Did Open Season inspire you to do anything?

I did finish it, because i wanted to see whodunit. I had a good idea early on, not that I'm that great at figuring it out, but because it wasn't that hard.

Any additional comments?

I wanted to enjoy it more, wished I had. The last quarter of the book got better, though it has some awful twists I did not enjoy.

32 people found this helpful

  • Overall
    5 out of 5 stars
  • Performance
    5 out of 5 stars
  • Story
    5 out of 5 stars

A Refreshing Detective

What made the experience of listening to Open Season the most enjoyable?

I have become a little tired of jaded, alcoholic detectives. Joe Pickett is a refreshing change.

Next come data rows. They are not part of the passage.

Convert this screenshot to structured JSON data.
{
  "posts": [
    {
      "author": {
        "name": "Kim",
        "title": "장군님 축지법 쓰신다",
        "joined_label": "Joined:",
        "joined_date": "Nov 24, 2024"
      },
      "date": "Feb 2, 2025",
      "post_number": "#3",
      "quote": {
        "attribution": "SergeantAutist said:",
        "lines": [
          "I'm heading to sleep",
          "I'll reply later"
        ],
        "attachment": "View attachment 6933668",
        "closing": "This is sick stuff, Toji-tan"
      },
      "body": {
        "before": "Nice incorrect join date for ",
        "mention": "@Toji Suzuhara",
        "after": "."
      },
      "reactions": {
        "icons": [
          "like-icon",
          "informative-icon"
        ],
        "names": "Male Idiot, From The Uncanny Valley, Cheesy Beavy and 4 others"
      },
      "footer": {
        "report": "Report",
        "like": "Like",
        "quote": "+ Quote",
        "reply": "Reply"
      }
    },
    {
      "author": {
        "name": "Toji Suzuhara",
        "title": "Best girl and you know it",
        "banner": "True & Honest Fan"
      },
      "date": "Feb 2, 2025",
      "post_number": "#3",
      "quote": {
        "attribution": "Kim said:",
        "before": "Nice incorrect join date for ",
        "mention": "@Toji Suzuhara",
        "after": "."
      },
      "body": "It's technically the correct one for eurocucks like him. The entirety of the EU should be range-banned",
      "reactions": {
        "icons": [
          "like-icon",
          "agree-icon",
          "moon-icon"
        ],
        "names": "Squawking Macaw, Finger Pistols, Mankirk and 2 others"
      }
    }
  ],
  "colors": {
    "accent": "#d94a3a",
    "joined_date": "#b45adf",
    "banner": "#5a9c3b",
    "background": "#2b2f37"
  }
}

What other book might you compare Open Season to and why?

None come to mind.

Which scene was your favorite?

I guess the one where his daughter escapes to the woods.

Did you have an extreme reaction to this book? Did it make you laugh or cry?

Nothing comes to mind.

Any additional comments?

Interesting story with a great setting. The underlying question about the environment versus the economy is handled well. The villain makes a compelling case for not sacrificing too much to keep near extinct species from becoming extinct.